Соколов сейчас же отвел глаза и, будто рассердившись на себя, громко сказал:
— Ну, Пестряков, раз уж я за это дело взялся, я его и до конца доведу. Ты меня не первый год знаешь, так что не надейся, чтобы я ни с чем ушел. А давай-ка ты напиши мне, а также представителям от школы и от домовой общественности обязательство, что берешься в кратчайший срок покончить с религиозным дурманом у себя в семье и тем самым перестанешь препятствовать коммунистическому воспитанию и счастливому детству своего сына, Пестрякова Германа, ученика седьмого класса…
— Про Мурчика пускай напишет! — прохрипел Герка.
— Умолкни, чертенок! — яростно воззвала бабка из-за угла коридора. — Нет бы о душе думать, а он все о своем нечистике печется! Тьфу, сгинь, сатана!
— Мамаша, вы бы на кухне пока посидели! — с досадой посоветовал Пестряков. — Не встревайте в разговор без надобности.
— Нет, погоди-ка, Пестряков! — почти весело сказал вдруг Соколов. — Дай мамаше высказаться. Ты же нам тут объяснял насчет насилия над личностью, а сам что? И чего это ты, кстати, гостей в передней держишь? Некрасиво ведь получается! В какую комнату нам идти, показывай! И вы, мамаша, с нами зайдите, поговорим.
— Я с безбожниками разговаривать не желаю! — вызывающе заявила бабка.
— Вот те на! — изумился Соколов. — А с ним как же, с сыночком родным?.. Или ты, может, верующий, Пестряков? Выскажись откровенно!
— Да болтает она всякое по старости, слушайте вы ее! — досадливо и растерянно сказал Пестряков. — Давайте сюда, что ли… А вы, мамаша, шли бы, говорю, на кухню. Мешаете вы нам своими высказываниями.
— Нет, почему? Мне лично твоя мамаша очень даже помогла! — возразил Соколов. — Идемте, идемте, мамаша! Безбожников сейчас всюду полным-полно, и не можете вы так построить свою жизнь, чтобы с ними совсем не разговаривать.
Из раскрытых дверей комнаты в переднюю легла широкая полоса света, и тут мы впервые разглядели зловещую Геркину бабку.

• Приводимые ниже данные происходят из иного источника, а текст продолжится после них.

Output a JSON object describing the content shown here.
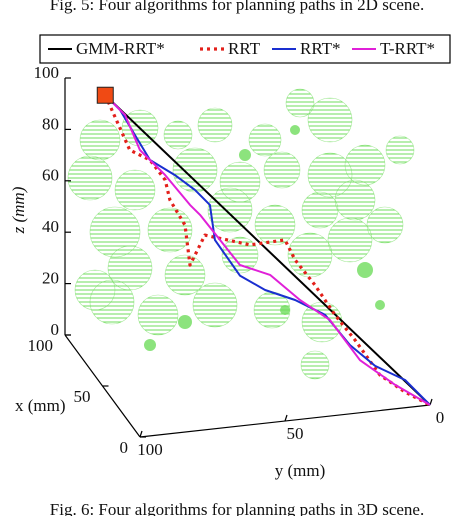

Я, признаться, несколько даже опешил. Голос у нее был какой-то въедливый, елейно-скрипучий, как у настоящей старухи-богомолки. А оказалось, что никакая она не старуха — невысокая, но крепкая, поворотливая и очень моложавая. Сыну, надо полагать, было лет сорок, а ей тогда шестьдесят, что ли, — но она вполне сошла бы за его ровесницу, тем более, что Пестряков огрузнел и выглядел старше своих лет. И одета она была не на деревенский лад, как я себе представлял, а по-городскому и очень аккуратно — синее платье с белым воротничком, капроновые чулки, туфли на каблучках. Волосы, темные, с еле приметной проседью, аккуратно подобраны в пучок, на плоском желтоватом лице почти нет морщин. Все на нее уставились, как и я, а она только ехидно усмехалась да нас, в свою очередь, глазами сверлила. А глаза светлые, пронзительные, тошнотворные какие-то.